Aksara
Rajapatni.com: SURABAYA – Belum pernah ada (setidaknya belum pernah melihat) prasasti masjid seperti prasasti di masjid kemayoran Surabaya. Prasasti ini terbuat dari bahan logam 100 persen mulai dari aksara, lembar tempelan dan bingkai. Istimewa. Sampai sampai pembuatnya, Van (Johannes) Willem Bartholomeus wardenaar, menegaskan pada tulisan prasasti beraksara Jawa itu dengan kata “Ayasa” (Sansekerta) yang berarti terbuat dari logam.

Selama itu, setidaknya hingga prasasti itu dibuat pada 1848, belum ada prasasti terbuat dari bahan logam seperti di masjid Kemayoran. Semuanya terbuat dari batu, kayu dan lempengan logam.
Pada kalimat pertama, yang berbunyi “Punika sih peparingipun Kanjĕng gubernemen Londo dumateng sa rupining bangsa Islam” yang berarti “ Ini (masjid) benar benar pemberian Tuan Pemerintah Belanda kepada segenap umat Islam”, yang selanjutnya diikuti oleh kalimat yang menyebut Bupati Surapringga dan Residen Surapringga. Artinya adalah segenap umat di Surapringga (sekarang Surabaya).
Terhadap benda prasasti, yang amat berarti itu, menurut A Hermas Thony adalah jimat. “Prasasti itu adalah Jimat”. Pernyataan itu disampaikan dalam sambutan pembukaan lomba menulis indah aksara Jawa di masjid Kemayoran Surabaya pada Minggu pagi (7/9/25).
Saking pentingnya prasasti yang dibuat tahun 1848 M, Thony mengkonotasikan bagaikan “jimat” (siji kudu dirumat). Diduga Prasasti semacam adalah satu satunya di Hindia Belanda (Indonesia kala itu).
Sementara dalam arti sebenarnya jimat adalah benda, yang dipercaya memiliki kekuatan magis atau religius untuk memberikan perlindungan, mendatangkan keberuntungan, atau memberikan manfaat lain kepada pemiliknya.
Menurutnya kekuatan “magis” atau “religius” adalah kekuatan hukum.
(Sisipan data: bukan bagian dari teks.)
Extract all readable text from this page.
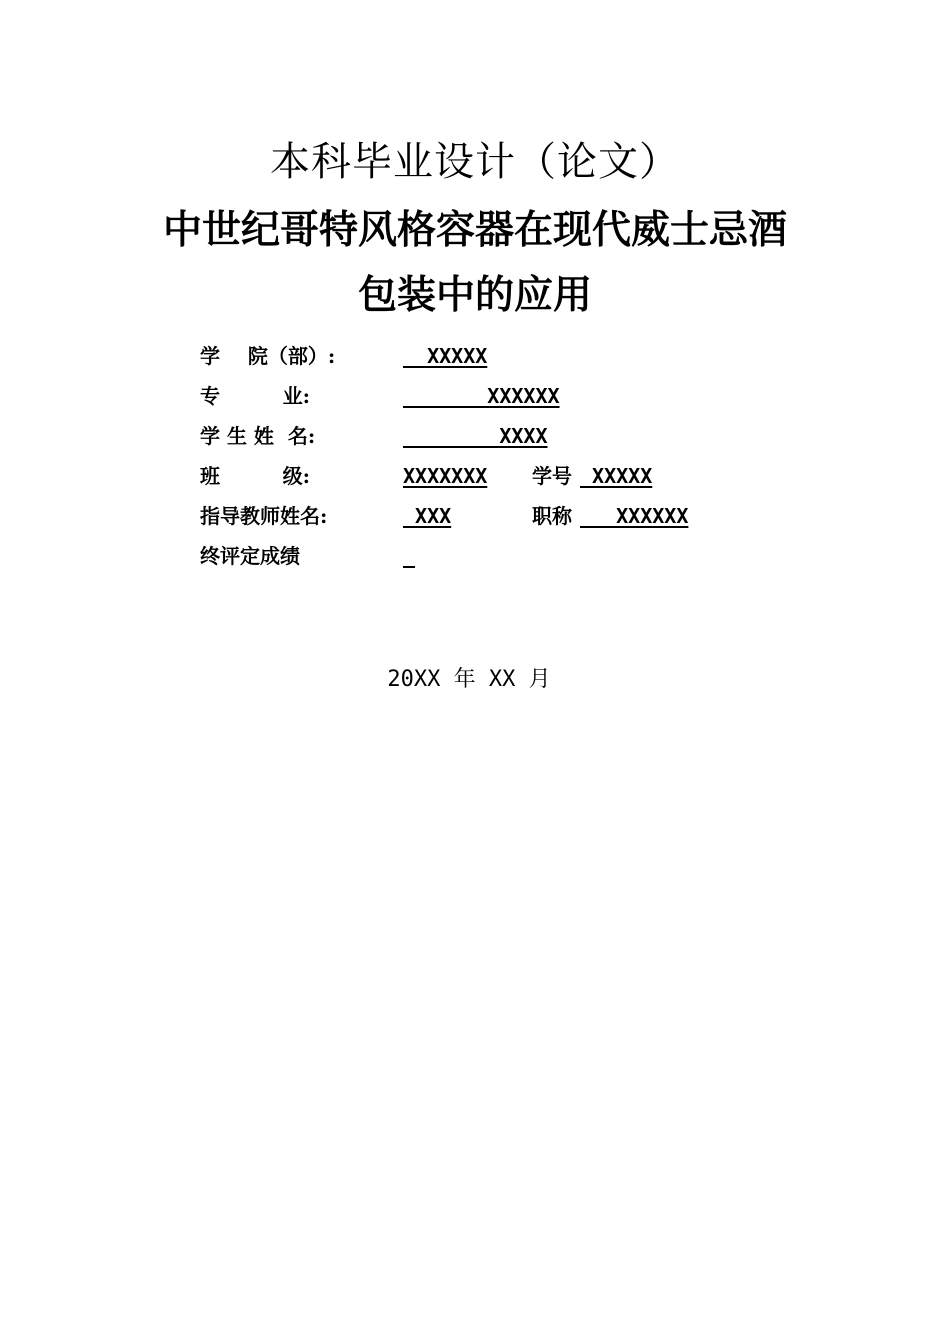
本科毕业设计（论文）
中世纪哥特风格容器在现代威士忌酒
包装中的应用
学    院（部）:	XXXXX
专         业:	XXXXXX
学 生 姓  名:	XXXX
班         级:	XXXXXXX 学号 XXXXX
指导教师姓名:	XXX	职称 XXXXXX
终评定成绩

20XX 年 XX 月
Memang wasiat memiliki kekuatan hukum di Indonesia karena diatur dalam Kitab Undang-Undang Hukum Perdata (KUHPerdata) dan Kompilasi Hukum Islam (KHI).
Sementara Wasiat sendiri adalah pernyataan kehendak sah seseorang (pewaris), yang dibuat semasa hidupnya dan akan berlaku setelah ia meninggal dunia. Wasiat berisi pengaturan harta peninggalan kepada orang atau pihak lain (penerima wasiat), dan dapat dicabut kembali kapan saja sebelum pewaris meninggal dunia.
Selain itu wasiat dapat juga merujuk pada pesan kebaikan, pemberian harta, atau tugas yang akan dijalankan setelah seseorang meninggal. Prasasti Masjid Kemayoran itu secara formal diterbitkan oleh tiga pejabat negara mulai Bupati Surapringga (Surabaya), Residen Surapringga (Surabaya) dan Gubernur Jenderal Hindia Belanda.

Sementara itu sebuah prasasti, yang umumnya merupakan benda peninggalan masa lalu, memiliki kekuatan hukum pada masanya karena pada zaman dahulu prasasti berfungsi sebagai dokumen resmi, yang dikeluarkan oleh penguasa atau pejabat tinggi.
Berdasarkan pemahaman itu maka harus disadari secara kolektif bahwa pesan yang tersurat dalam prasasti itu penting. Pesannya mengandung amanah. Yaitu kepercayaan dan tanggung jawab yang diberikan seseorang (tiga pejabat negara) kepada umat agar menjaga, merawat dan memanfaatkannya (memakmurkannya).

Karenanya peserta menulis indah aksara Jawa di Masjid Kemayoran diajak melihat prasasti yang tertempel di dinding dalam masjid. Tulisan prasasti itulah yang telah disalin dalam teks sebagai acuan menulis indah.

Agar para peserta memahami pesan prasasti, setiap peserta selain mendapatkan lembar yang berisi teks aksara jawa, juga mendapat lembar yang berisi Transliterasi dan translasi. (PAR/nng).